All the classic molecular dynamic (cMD) simulations conducted in this work were performed using the Large-scale Atomic/Molecular Massively Parallel Simulator (LAMMPS, All-atom optimized potentials for liquid simulations (OPLS-AA) force-field with the Li+, BF4, and DFOB anions description from previous publications62,91,92,93, while the force-field of FEC was obtained from the LigParGen94. The electrolyte systems were set up initially with the salt and solvent molecules distributed in the simulation boxes using Packmol95 and Moltemplate ( For each system, an initial energy minimization at 0 K (energy and force tolerances of 10−5) was performed to obtain the ground-state structure. After this, the system was heated from 0 K to room temperature (300 K) at constant volume over 0.2 ns using a Langevin thermostat, with a damping parameter of 100 ps. The system was equilibrated in the constant temperature (300 K) and constant pressure (1 bar) (NpT ensemble) for 5 ns. Finally, a MD run in the NVT ensemble was performed for 5 ns for equilibrium, and a following 5 ns NVT simulation was used for analysis. The visualizations were made by using VESTA97 and VMD98 software.
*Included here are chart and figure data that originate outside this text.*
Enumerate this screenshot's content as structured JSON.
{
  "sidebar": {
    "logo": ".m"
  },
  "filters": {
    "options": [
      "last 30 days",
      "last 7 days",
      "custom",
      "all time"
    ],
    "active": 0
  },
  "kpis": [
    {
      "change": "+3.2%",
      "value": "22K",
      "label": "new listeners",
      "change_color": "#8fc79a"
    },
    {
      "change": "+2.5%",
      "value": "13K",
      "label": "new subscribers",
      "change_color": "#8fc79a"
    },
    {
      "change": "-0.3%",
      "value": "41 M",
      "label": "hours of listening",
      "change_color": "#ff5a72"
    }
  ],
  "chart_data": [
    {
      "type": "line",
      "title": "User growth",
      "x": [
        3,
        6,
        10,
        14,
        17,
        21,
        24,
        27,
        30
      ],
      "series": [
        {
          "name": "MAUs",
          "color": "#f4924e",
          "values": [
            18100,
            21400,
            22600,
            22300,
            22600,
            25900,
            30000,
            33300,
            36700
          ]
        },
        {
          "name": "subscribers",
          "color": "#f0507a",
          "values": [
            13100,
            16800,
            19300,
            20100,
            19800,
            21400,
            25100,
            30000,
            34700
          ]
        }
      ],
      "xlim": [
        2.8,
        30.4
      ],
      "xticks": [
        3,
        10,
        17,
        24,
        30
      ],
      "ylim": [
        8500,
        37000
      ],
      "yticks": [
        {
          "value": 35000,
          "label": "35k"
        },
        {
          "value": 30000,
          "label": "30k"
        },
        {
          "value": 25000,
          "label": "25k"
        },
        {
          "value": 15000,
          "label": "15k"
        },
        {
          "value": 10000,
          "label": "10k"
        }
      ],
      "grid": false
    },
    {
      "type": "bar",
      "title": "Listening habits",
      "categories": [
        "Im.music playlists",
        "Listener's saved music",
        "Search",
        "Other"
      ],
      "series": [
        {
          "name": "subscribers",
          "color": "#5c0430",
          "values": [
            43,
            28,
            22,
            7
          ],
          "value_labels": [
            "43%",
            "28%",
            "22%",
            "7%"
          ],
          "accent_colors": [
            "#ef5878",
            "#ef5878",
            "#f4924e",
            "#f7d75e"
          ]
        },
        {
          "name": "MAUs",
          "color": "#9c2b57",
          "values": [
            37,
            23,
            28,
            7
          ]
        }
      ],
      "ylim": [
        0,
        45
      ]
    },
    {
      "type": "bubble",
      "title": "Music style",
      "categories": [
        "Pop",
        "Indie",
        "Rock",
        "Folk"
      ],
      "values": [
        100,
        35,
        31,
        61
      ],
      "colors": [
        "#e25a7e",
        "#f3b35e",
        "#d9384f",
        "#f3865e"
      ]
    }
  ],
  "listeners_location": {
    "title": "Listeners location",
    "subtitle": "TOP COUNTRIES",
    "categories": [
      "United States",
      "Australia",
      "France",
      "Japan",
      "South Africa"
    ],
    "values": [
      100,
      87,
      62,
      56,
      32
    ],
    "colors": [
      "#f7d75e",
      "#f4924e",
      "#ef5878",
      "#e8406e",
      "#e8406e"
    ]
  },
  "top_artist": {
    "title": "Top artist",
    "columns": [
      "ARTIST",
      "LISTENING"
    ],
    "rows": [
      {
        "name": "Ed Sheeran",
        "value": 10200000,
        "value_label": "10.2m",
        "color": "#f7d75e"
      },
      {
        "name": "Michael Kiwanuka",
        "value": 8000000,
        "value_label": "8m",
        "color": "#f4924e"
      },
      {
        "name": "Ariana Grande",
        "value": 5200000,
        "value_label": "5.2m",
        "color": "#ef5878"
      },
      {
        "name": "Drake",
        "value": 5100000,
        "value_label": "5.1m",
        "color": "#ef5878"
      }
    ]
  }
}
The classical MD simulations were performed by using LAMMPS at constant volume and temperature (NVT) to the electrolyte-electrode interface with two three-layer Cu electrodes in an FCC lattice sandwiching the 54.22 × 54.22 × 60 Å3 electrolyte. A vacuum layer of 50 Å in the z direction is set to ensure no interactions between the periodic electrode sheets in an adjacent cell. A surface charge was applied by placing a partial charge on the first layer of Cu atoms, the surface charge was set to be 0, ±5 µC/cm2, and ±10 µC/cm2, respectively. Equilibration was performed at a 1 fs time step for 5 ns at 300 K, followed by 10 ns simulation for data collection.
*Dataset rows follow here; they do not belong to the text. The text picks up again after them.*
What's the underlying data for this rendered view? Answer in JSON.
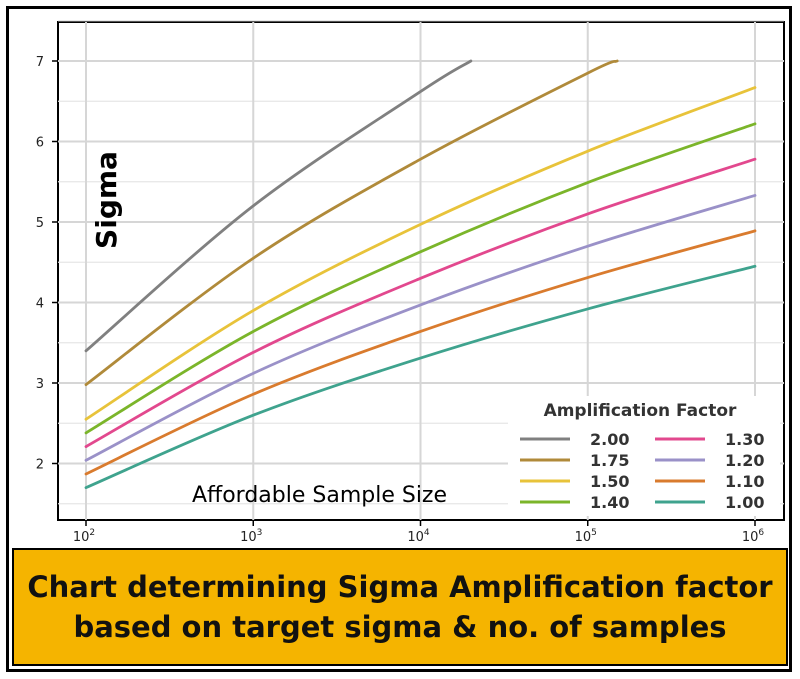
{
  "chart_data": {
    "type": "line",
    "title": "",
    "xlabel": "Affordable Sample Size",
    "ylabel": "Sigma",
    "x_scale": "log10",
    "xlim": [
      100,
      1000000
    ],
    "ylim": [
      1.4,
      7.5
    ],
    "x_ticks": [
      {
        "base": "10",
        "exp": "2",
        "value": 100
      },
      {
        "base": "10",
        "exp": "3",
        "value": 1000
      },
      {
        "base": "10",
        "exp": "4",
        "value": 10000
      },
      {
        "base": "10",
        "exp": "5",
        "value": 100000
      },
      {
        "base": "10",
        "exp": "6",
        "value": 1000000
      }
    ],
    "y_ticks": [
      "2",
      "3",
      "4",
      "5",
      "6",
      "7"
    ],
    "grid": true,
    "legend_title": "Amplification Factor",
    "legend_position": "bottom-right",
    "series": [
      {
        "name": "2.00",
        "color": "#808080",
        "x": [
          100,
          1000,
          10000,
          20000
        ],
        "y": [
          3.4,
          5.2,
          6.62,
          7.0
        ]
      },
      {
        "name": "1.75",
        "color": "#b08a3a",
        "x": [
          100,
          1000,
          10000,
          100000,
          150000
        ],
        "y": [
          2.98,
          4.55,
          5.78,
          6.85,
          7.0
        ]
      },
      {
        "name": "1.50",
        "color": "#e8c33a",
        "x": [
          100,
          1000,
          10000,
          100000,
          1000000
        ],
        "y": [
          2.55,
          3.9,
          4.97,
          5.88,
          6.67
        ]
      },
      {
        "name": "1.40",
        "color": "#7bb52a",
        "x": [
          100,
          1000,
          10000,
          100000,
          1000000
        ],
        "y": [
          2.38,
          3.64,
          4.63,
          5.49,
          6.22
        ]
      },
      {
        "name": "1.30",
        "color": "#e2488e",
        "x": [
          100,
          1000,
          10000,
          100000,
          1000000
        ],
        "y": [
          2.21,
          3.38,
          4.3,
          5.1,
          5.78
        ]
      },
      {
        "name": "1.20",
        "color": "#9a91c8",
        "x": [
          100,
          1000,
          10000,
          100000,
          1000000
        ],
        "y": [
          2.04,
          3.12,
          3.97,
          4.7,
          5.33
        ]
      },
      {
        "name": "1.10",
        "color": "#d97b2e",
        "x": [
          100,
          1000,
          10000,
          100000,
          1000000
        ],
        "y": [
          1.87,
          2.86,
          3.64,
          4.31,
          4.89
        ]
      },
      {
        "name": "1.00",
        "color": "#3fa38e",
        "x": [
          100,
          1000,
          10000,
          100000,
          1000000
        ],
        "y": [
          1.7,
          2.6,
          3.31,
          3.92,
          4.45
        ]
      }
    ]
  },
  "caption": {
    "line1": "Chart determining Sigma Amplification factor",
    "line2": "based on target sigma & no. of samples"
  }
}
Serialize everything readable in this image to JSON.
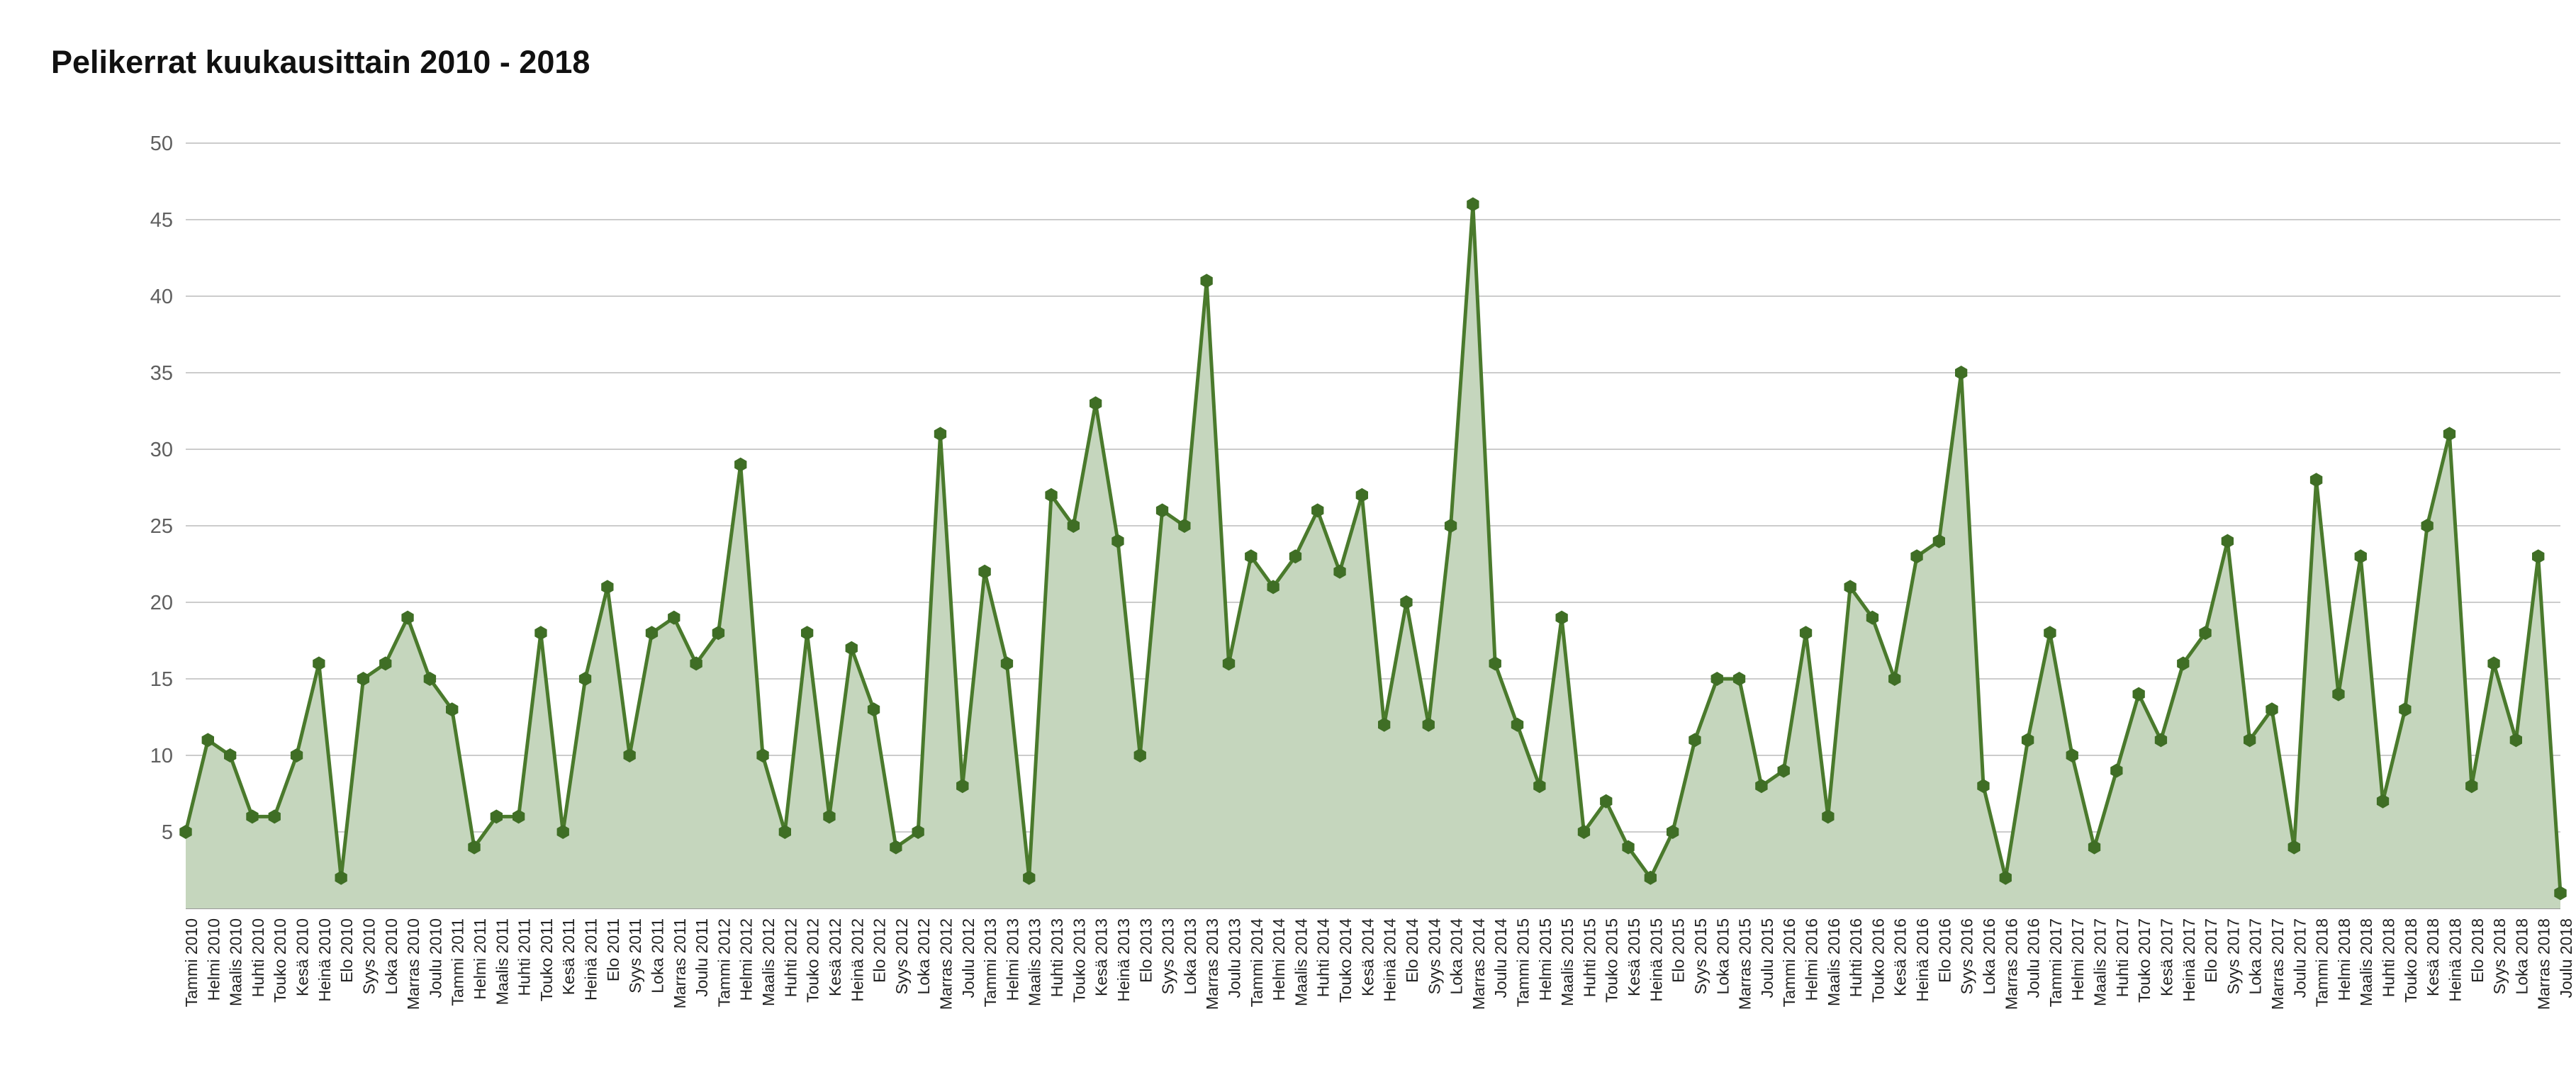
{
  "chart_data": {
    "type": "area",
    "title": "Pelikerrat kuukausittain 2010 - 2018",
    "xlabel": "",
    "ylabel": "",
    "ylim": [
      0,
      50
    ],
    "yticks": [
      5,
      10,
      15,
      20,
      25,
      30,
      35,
      40,
      45,
      50
    ],
    "grid": true,
    "legend": "none",
    "colors": {
      "line": "#4a7a2c",
      "fill": "#c5d6bd",
      "marker": "#3f6e25",
      "grid": "#cccccc"
    },
    "categories": [
      "Tammi 2010",
      "Helmi 2010",
      "Maalis 2010",
      "Huhti 2010",
      "Touko 2010",
      "Kesä 2010",
      "Heinä 2010",
      "Elo 2010",
      "Syys 2010",
      "Loka 2010",
      "Marras 2010",
      "Joulu 2010",
      "Tammi 2011",
      "Helmi 2011",
      "Maalis 2011",
      "Huhti 2011",
      "Touko 2011",
      "Kesä 2011",
      "Heinä 2011",
      "Elo 2011",
      "Syys 2011",
      "Loka 2011",
      "Marras 2011",
      "Joulu 2011",
      "Tammi 2012",
      "Helmi 2012",
      "Maalis 2012",
      "Huhti 2012",
      "Touko 2012",
      "Kesä 2012",
      "Heinä 2012",
      "Elo 2012",
      "Syys 2012",
      "Loka 2012",
      "Marras 2012",
      "Joulu 2012",
      "Tammi 2013",
      "Helmi 2013",
      "Maalis 2013",
      "Huhti 2013",
      "Touko 2013",
      "Kesä 2013",
      "Heinä 2013",
      "Elo 2013",
      "Syys 2013",
      "Loka 2013",
      "Marras 2013",
      "Joulu 2013",
      "Tammi 2014",
      "Helmi 2014",
      "Maalis 2014",
      "Huhti 2014",
      "Touko 2014",
      "Kesä 2014",
      "Heinä 2014",
      "Elo 2014",
      "Syys 2014",
      "Loka 2014",
      "Marras 2014",
      "Joulu 2014",
      "Tammi 2015",
      "Helmi 2015",
      "Maalis 2015",
      "Huhti 2015",
      "Touko 2015",
      "Kesä 2015",
      "Heinä 2015",
      "Elo 2015",
      "Syys 2015",
      "Loka 2015",
      "Marras 2015",
      "Joulu 2015",
      "Tammi 2016",
      "Helmi 2016",
      "Maalis 2016",
      "Huhti 2016",
      "Touko 2016",
      "Kesä 2016",
      "Heinä 2016",
      "Elo 2016",
      "Syys 2016",
      "Loka 2016",
      "Marras 2016",
      "Joulu 2016",
      "Tammi 2017",
      "Helmi 2017",
      "Maalis 2017",
      "Huhti 2017",
      "Touko 2017",
      "Kesä 2017",
      "Heinä 2017",
      "Elo 2017",
      "Syys 2017",
      "Loka 2017",
      "Marras 2017",
      "Joulu 2017",
      "Tammi 2018",
      "Helmi 2018",
      "Maalis 2018",
      "Huhti 2018",
      "Touko 2018",
      "Kesä 2018",
      "Heinä 2018",
      "Elo 2018",
      "Syys 2018",
      "Loka 2018",
      "Marras 2018",
      "Joulu 2018"
    ],
    "values": [
      5,
      11,
      10,
      6,
      6,
      10,
      16,
      2,
      15,
      16,
      19,
      15,
      13,
      4,
      6,
      6,
      18,
      5,
      15,
      21,
      10,
      18,
      19,
      16,
      18,
      29,
      10,
      5,
      18,
      6,
      17,
      13,
      4,
      5,
      31,
      8,
      22,
      16,
      2,
      27,
      25,
      33,
      24,
      10,
      26,
      25,
      41,
      16,
      23,
      21,
      23,
      26,
      22,
      27,
      12,
      20,
      12,
      25,
      46,
      16,
      12,
      8,
      19,
      5,
      7,
      4,
      2,
      5,
      11,
      15,
      15,
      8,
      9,
      18,
      6,
      21,
      19,
      15,
      23,
      24,
      35,
      8,
      2,
      11,
      18,
      10,
      4,
      9,
      14,
      11,
      16,
      18,
      24,
      11,
      13,
      4,
      28,
      14,
      23,
      7,
      13,
      25,
      31,
      8,
      16,
      11,
      23,
      1
    ]
  }
}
Quantum chemistry calculations of the solvate reduction potentials

Quantum chemistry calculations were performed using Gaussian 16 software package. Geometry optimizations and energy calculations were performed at the B3LYP/6-311++G(d,p) level of theory. The PCM implicit solvent model was used with the ether (ε = 4.24) as the implicit solvent. The reduction potential Ered for the Li solvates denoted as complex A was calculated as the negative of the energy or free energy of formation of A in solution [ΔGS = GS(A) − GS(A)] divided by Faraday’s constant as given by Eq. (1):

$${{E}}_{{{{{{\rm{red}}}}}}}=-\frac{\varDelta {{G}}_{298{{{{{\rm{k}}}}}}}^{{{{{{\rm{S}}}}}}}}{{F}}-1.23\,{{{{{\rm{V}}}}}}$$

1.23 V converts from the absolute potential to vs. Li.

Calculation of relative permittivity of solvents

According to the Clausius-Mossotti relation, as shown in Eq. (2)99:

$$\frac{{\varepsilon }_{{{{{{\rm{r}}}}}}}-1}{{\varepsilon }_{{{{{{\rm{r}}}}}}}+2}=\frac{{N}\alpha }{3{\varepsilon }_{0}}$$

Where εr = ε/ε0 is the relative permittivity, ε0 is the vacuum permittivity (8.85 × 10−12 F/m), N is the molecular density (m−3), α is the molecular polarizability (C m2 V−1).

According to the Lorentz-Lorenz formula, as shown in Eqs. (3) and (4)100,101:

$${{n}}^{2}=1+4\pi \chi$$
$$\chi=\frac{{N}\alpha ^{\prime} }{1-(4\pi /3){N}\alpha ^{\prime} }$$

where n is the index of refraction, χ is the electric susceptibility, α′ is the polarizability volume (Å3). The molecular polarizability α is often expressed in terms of polarizability volume α′ that has volume unit. α (1 a.u.) = α′ (0.1481847 Å3) = 1.6488 × 10−41 C2 m2 J−1. Some parameters of solvents can be referred to Supplementary Table 1.